Merhaba arkadaşlar misafir, hastalık derken anca bitirebildim bölümü. Çok kontrol edemedim hatam varsa af fola.
İyi okumalar :)
Kemal hiddetle kalktı oturduğu koltuktan.
"Ben de gideyim artık" Bu sözü hırsla ve Deniz'in gözlerinin içine bakarak söylemişti. Çünkü geldiğinden beri ne zaman Deniz'in yanına gitse kendisinden uzaklaşmış, ne zaman konuşmaya kalksa terslenmişti. Artık tahammül sınırının sonuna geldiğinden, kavga etmektense gitmeyi tercih etmişti ama Deniz'in sözleri ile anında yüzünde bir gülümseme oluştu.
"Kemal gitme, konuşmamız gerekiyor" Tabi ya anlamıştı sevgilisi hatasını özür dileyecekti kesin.
"Olur konuşalım" Deniz, misafirler teker teker giderken mesaj çekmişti Cem'e gelmesi için, neredeyse gelirdi.
"Deniz! Konuşacağız demiştin" Kemal bu sözleri sarf ettikten hemen sonra evin zili çalınca Deniz kapıya giderken Kemal'in de cevabını verdi.

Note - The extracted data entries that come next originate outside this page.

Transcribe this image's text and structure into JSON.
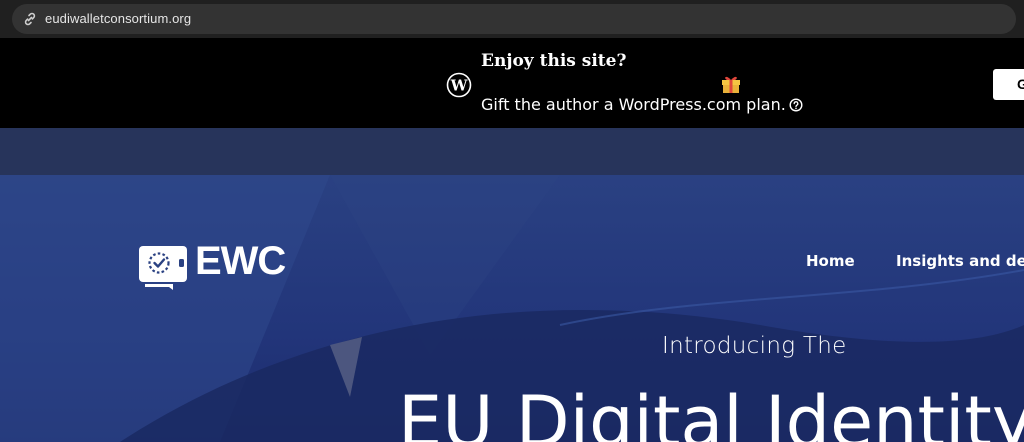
{
  "browser": {
    "url": "eudiwalletconsortium.org",
    "site_info_icon": "link-icon"
  },
  "banner": {
    "logo_icon": "wordpress-logo-icon",
    "title": "Enjoy this site?",
    "subtitle": "Gift the author a WordPress.com plan.",
    "gift_icon": "gift-icon",
    "help_icon": "question-circle-icon",
    "button_label": "G",
    "background": "#000000"
  },
  "site": {
    "logo_text": "EWC",
    "logo_icon": "wallet-check-icon",
    "nav": {
      "home": "Home",
      "insights": "Insights and deliverables"
    }
  },
  "hero": {
    "intro": "Introducing The",
    "title": "EU Digital Identity Wallet",
    "accent": "#22357a"
  }
}
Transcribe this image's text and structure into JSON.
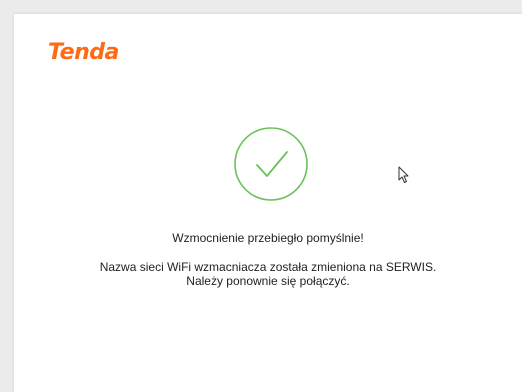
{
  "brand": {
    "logo_text": "Tenda",
    "accent_color": "#ff6a13"
  },
  "status": {
    "icon": "check-circle-icon",
    "icon_color": "#6ac259",
    "title": "Wzmocnienie przebiegło pomyślnie!",
    "message_line1": "Nazwa sieci WiFi wzmacniacza została zmieniona na SERWIS.",
    "message_line2": "Należy ponownie się połączyć."
  }
}
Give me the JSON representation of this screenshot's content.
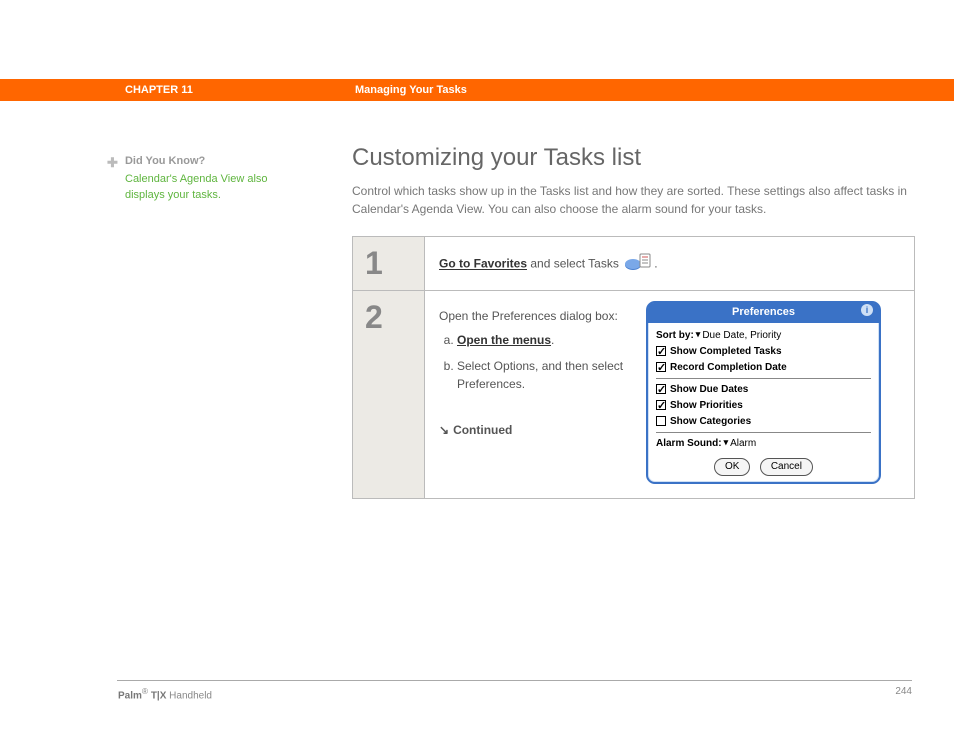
{
  "header": {
    "chapter": "CHAPTER 11",
    "title": "Managing Your Tasks"
  },
  "sidebar": {
    "dyk_label": "Did You Know?",
    "dyk_body": "Calendar's Agenda View also displays your tasks."
  },
  "main": {
    "heading": "Customizing your Tasks list",
    "intro": "Control which tasks show up in the Tasks list and how they are sorted. These settings also affect tasks in Calendar's Agenda View. You can also choose the alarm sound for your tasks."
  },
  "steps": [
    {
      "num": "1",
      "link": "Go to Favorites",
      "rest": " and select Tasks ",
      "period": "."
    },
    {
      "num": "2",
      "lead": "Open the Preferences dialog box:",
      "a_link": "Open the menus",
      "a_rest": ".",
      "b": "Select Options, and then select Preferences.",
      "continued": "Continued"
    }
  ],
  "prefs": {
    "title": "Preferences",
    "sortby_label": "Sort by:",
    "sortby_value": "Due Date, Priority",
    "items": [
      {
        "label": "Show Completed Tasks",
        "checked": true
      },
      {
        "label": "Record Completion Date",
        "checked": true
      },
      {
        "label": "Show Due Dates",
        "checked": true
      },
      {
        "label": "Show Priorities",
        "checked": true
      },
      {
        "label": "Show Categories",
        "checked": false
      }
    ],
    "alarm_label": "Alarm Sound:",
    "alarm_value": "Alarm",
    "ok": "OK",
    "cancel": "Cancel"
  },
  "footer": {
    "brand_bold": "Palm",
    "brand_sup": "®",
    "brand_mid": " T|X",
    "brand_rest": " Handheld",
    "page": "244"
  }
}
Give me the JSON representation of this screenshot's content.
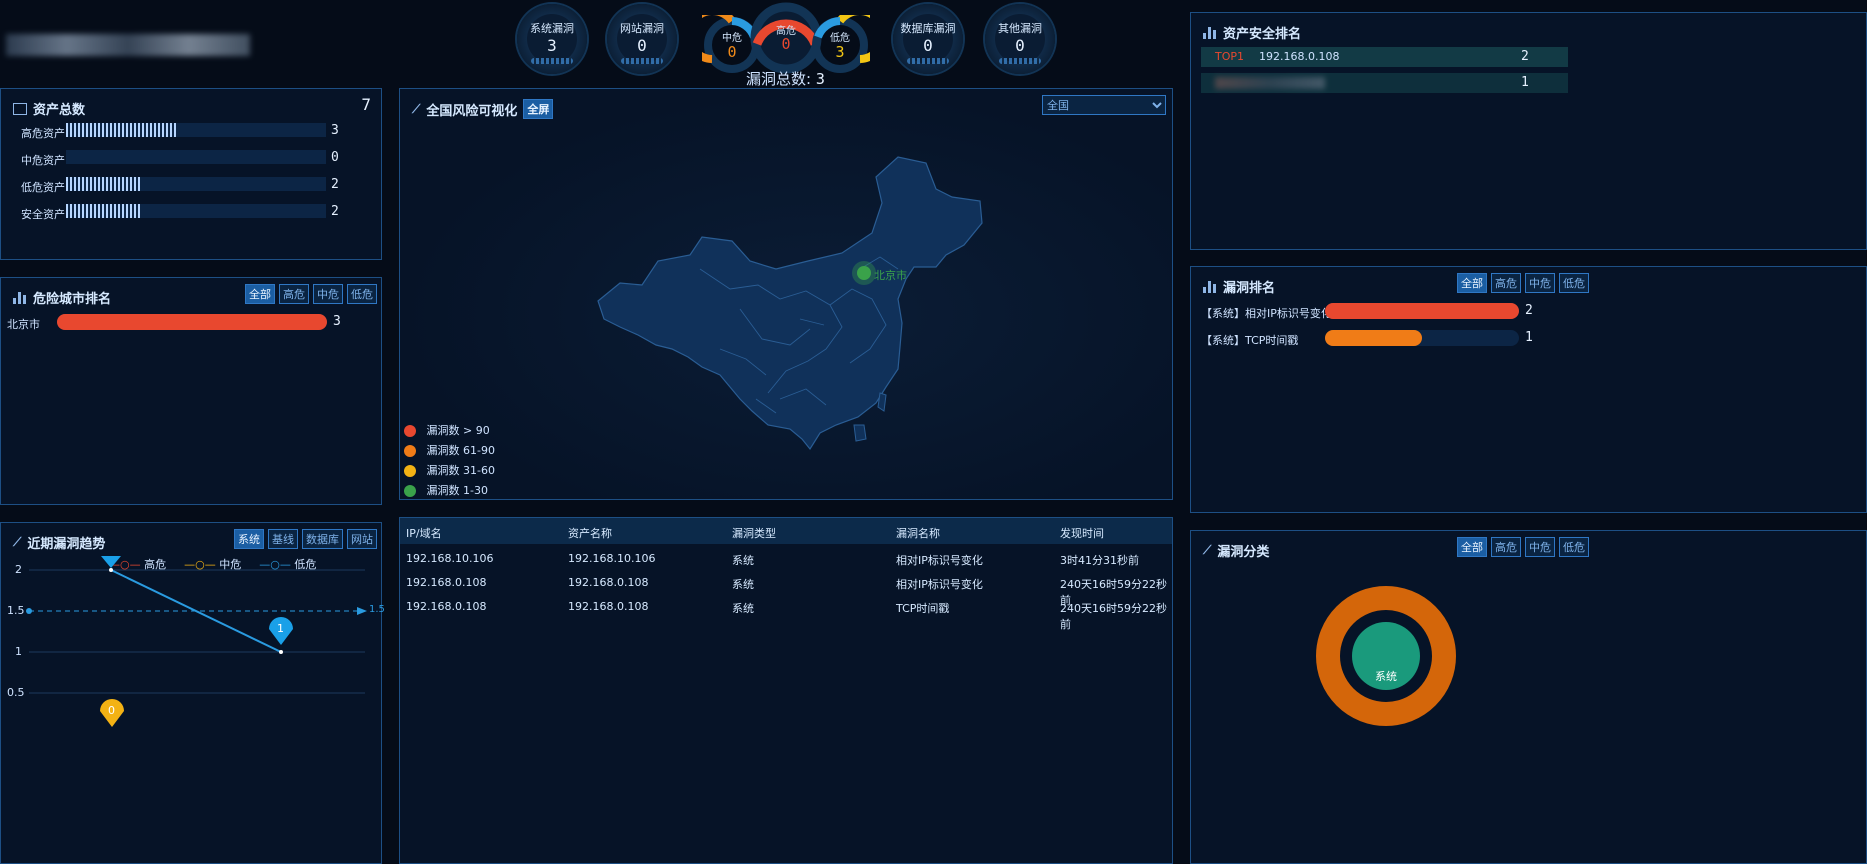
{
  "app": {
    "title_blur": ""
  },
  "gauges": {
    "system": {
      "label": "系统漏洞",
      "value": "3"
    },
    "website": {
      "label": "网站漏洞",
      "value": "0"
    },
    "medium": {
      "label": "中危",
      "value": "0"
    },
    "high": {
      "label": "高危",
      "value": "0"
    },
    "low": {
      "label": "低危",
      "value": "3"
    },
    "database": {
      "label": "数据库漏洞",
      "value": "0"
    },
    "other": {
      "label": "其他漏洞",
      "value": "0"
    },
    "total_label": "漏洞总数:",
    "total_value": "3"
  },
  "assets_panel": {
    "title": "资产总数",
    "total": "7",
    "rows": [
      {
        "label": "高危资产",
        "value": "3",
        "fraction": 0.43
      },
      {
        "label": "中危资产",
        "value": "0",
        "fraction": 0
      },
      {
        "label": "低危资产",
        "value": "2",
        "fraction": 0.29
      },
      {
        "label": "安全资产",
        "value": "2",
        "fraction": 0.29
      }
    ]
  },
  "city_panel": {
    "title": "危险城市排名",
    "buttons": [
      "全部",
      "高危",
      "中危",
      "低危"
    ],
    "rows": [
      {
        "label": "北京市",
        "value": "3",
        "fraction": 1.0
      }
    ]
  },
  "trend_panel": {
    "title": "近期漏洞趋势",
    "buttons": [
      "系统",
      "基线",
      "数据库",
      "网站"
    ],
    "legend": [
      "高危",
      "中危",
      "低危"
    ],
    "y_ticks": [
      "2",
      "1.5",
      "1",
      "0.5"
    ],
    "avg_label": "1.5",
    "marker_1": "1",
    "marker_0": "0"
  },
  "map_panel": {
    "title": "全国风险可视化",
    "fullscreen_label": "全屏",
    "region_select": "全国",
    "city_label": "北京市",
    "legend": [
      {
        "label": "漏洞数 > 90",
        "color": "#e8482f"
      },
      {
        "label": "漏洞数 61-90",
        "color": "#f07c17"
      },
      {
        "label": "漏洞数 31-60",
        "color": "#f3b214"
      },
      {
        "label": "漏洞数 1-30",
        "color": "#3aa24a"
      }
    ]
  },
  "table": {
    "headers": [
      "IP/域名",
      "资产名称",
      "漏洞类型",
      "漏洞名称",
      "发现时间"
    ],
    "rows": [
      [
        "192.168.10.106",
        "192.168.10.106",
        "系统",
        "相对IP标识号变化",
        "3时41分31秒前"
      ],
      [
        "192.168.0.108",
        "192.168.0.108",
        "系统",
        "相对IP标识号变化",
        "240天16时59分22秒前"
      ],
      [
        "192.168.0.108",
        "192.168.0.108",
        "系统",
        "TCP时间戳",
        "240天16时59分22秒前"
      ]
    ]
  },
  "asset_rank": {
    "title": "资产安全排名",
    "rows": [
      {
        "rank": "TOP1",
        "ip": "192.168.0.108",
        "value": "2"
      },
      {
        "rank": "",
        "ip": "",
        "value": "1"
      }
    ]
  },
  "vuln_rank": {
    "title": "漏洞排名",
    "buttons": [
      "全部",
      "高危",
      "中危",
      "低危"
    ],
    "rows": [
      {
        "label": "【系统】相对IP标识号变化",
        "value": "2",
        "fraction": 1.0,
        "color": "#e8482f"
      },
      {
        "label": "【系统】TCP时间戳",
        "value": "1",
        "fraction": 0.5,
        "color": "#f07c17"
      }
    ]
  },
  "vuln_class": {
    "title": "漏洞分类",
    "buttons": [
      "全部",
      "高危",
      "中危",
      "低危"
    ],
    "donut_label": "系统"
  }
}
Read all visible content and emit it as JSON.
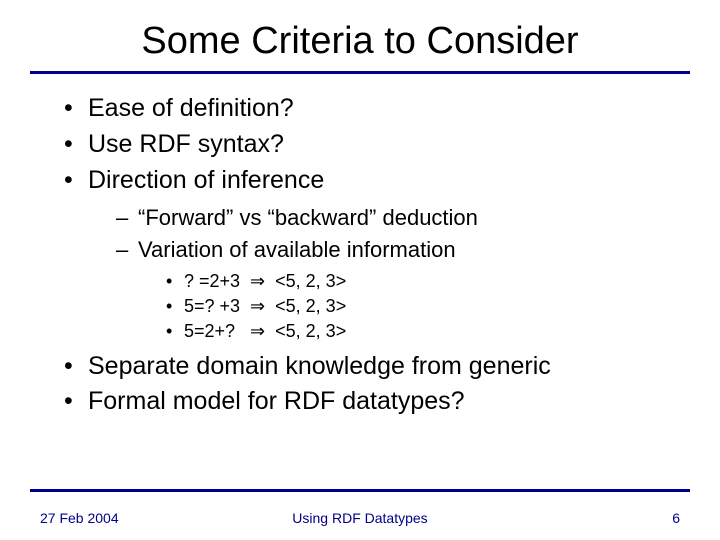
{
  "title": "Some Criteria to Consider",
  "bullets": {
    "b1": "Ease of definition?",
    "b2": "Use RDF syntax?",
    "b3": "Direction of inference",
    "b3_sub": {
      "s1": "“Forward” vs “backward” deduction",
      "s2": "Variation of available information",
      "s2_sub": {
        "e1": "? =2+3  ⇒  <5, 2, 3>",
        "e2": "5=? +3  ⇒  <5, 2, 3>",
        "e3": "5=2+?   ⇒  <5, 2, 3>"
      }
    },
    "b4": "Separate domain knowledge from generic",
    "b5": "Formal model for RDF datatypes?"
  },
  "footer": {
    "date": "27 Feb 2004",
    "center": "Using RDF Datatypes",
    "page": "6"
  }
}
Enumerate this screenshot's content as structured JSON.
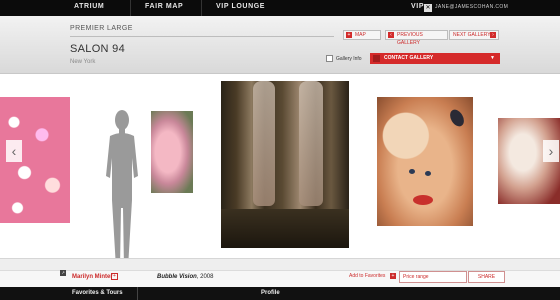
{
  "topnav": {
    "items": [
      "ATRIUM",
      "FAIR MAP",
      "VIP LOUNGE"
    ],
    "vip_label": "VIP",
    "vip_icon": "x-icon",
    "user_email": "JANE@JAMESCOHAN.COM"
  },
  "gallery": {
    "section": "PREMIER LARGE",
    "name": "SALON 94",
    "city": "New York",
    "map_label": "MAP",
    "previous_label": "PREVIOUS GALLERY",
    "next_label": "NEXT GALLERY",
    "gallery_info_label": "Gallery Info",
    "contact_label": "CONTACT GALLERY"
  },
  "artwork": {
    "artist": "Marilyn Minter",
    "title": "Bubble Vision",
    "year": ", 2008",
    "add_favorites": "Add to Favorites",
    "price_placeholder": "Price range",
    "share_label": "SHARE"
  },
  "bottombar": {
    "tabs": [
      "Favorites & Tours",
      "Profile"
    ]
  },
  "colors": {
    "accent": "#d52a2a",
    "topbar": "#0b0b0b"
  }
}
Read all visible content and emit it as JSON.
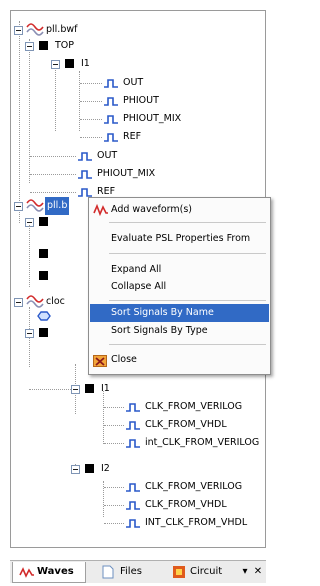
{
  "tree": {
    "top_group": {
      "file": "pll.bwf",
      "top": "TOP",
      "instance": "I1",
      "instance_signals": [
        "OUT",
        "PHIOUT",
        "PHIOUT_MIX",
        "REF"
      ],
      "top_signals": [
        "OUT",
        "PHIOUT_MIX",
        "REF"
      ]
    },
    "second_file": "pll.b",
    "third_file": "cloc",
    "bottom_group": {
      "i1": "I1",
      "i1_signals": [
        "CLK_FROM_VERILOG",
        "CLK_FROM_VHDL",
        "int_CLK_FROM_VERILOG"
      ],
      "i2": "I2",
      "i2_signals": [
        "CLK_FROM_VERILOG",
        "CLK_FROM_VHDL",
        "INT_CLK_FROM_VHDL"
      ]
    }
  },
  "context_menu": {
    "add_waveform": "Add waveform(s)",
    "evaluate_psl": "Evaluate PSL Properties From",
    "expand_all": "Expand All",
    "collapse_all": "Collapse All",
    "sort_by_name": "Sort Signals By Name",
    "sort_by_type": "Sort Signals By Type",
    "close": "Close",
    "highlighted_item": "Sort Signals By Name"
  },
  "tabs": {
    "waves": "Waves",
    "files": "Files",
    "circuit": "Circuit",
    "dropdown_glyph": "▾",
    "close_glyph": "✕"
  },
  "colors": {
    "selection": "#316ac5",
    "signal_icon": "#2a59c9",
    "wave_icon": "#d22b2b",
    "circuit_icon": "#e05a1c",
    "close_icon": "#d9722a"
  }
}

"Beklediğim misafir geldi, konuşacağız merak etme" Bir müddet sonra Deniz Cem'le içeri girdiğinde ilk Yusuf bey fırladı oturduğu koltuktan, Kemal durduğu cam kenarından dönüp baktığında, gözlerine inanamadı. Hakan hemen Yusuf beyin yanında yerini alırken Gülizar hanım korkulu gözlerle bakıyordu. Bir tek Leyla olanlara anlam veremiyordu. Söze ilk Yusuf bey girdi.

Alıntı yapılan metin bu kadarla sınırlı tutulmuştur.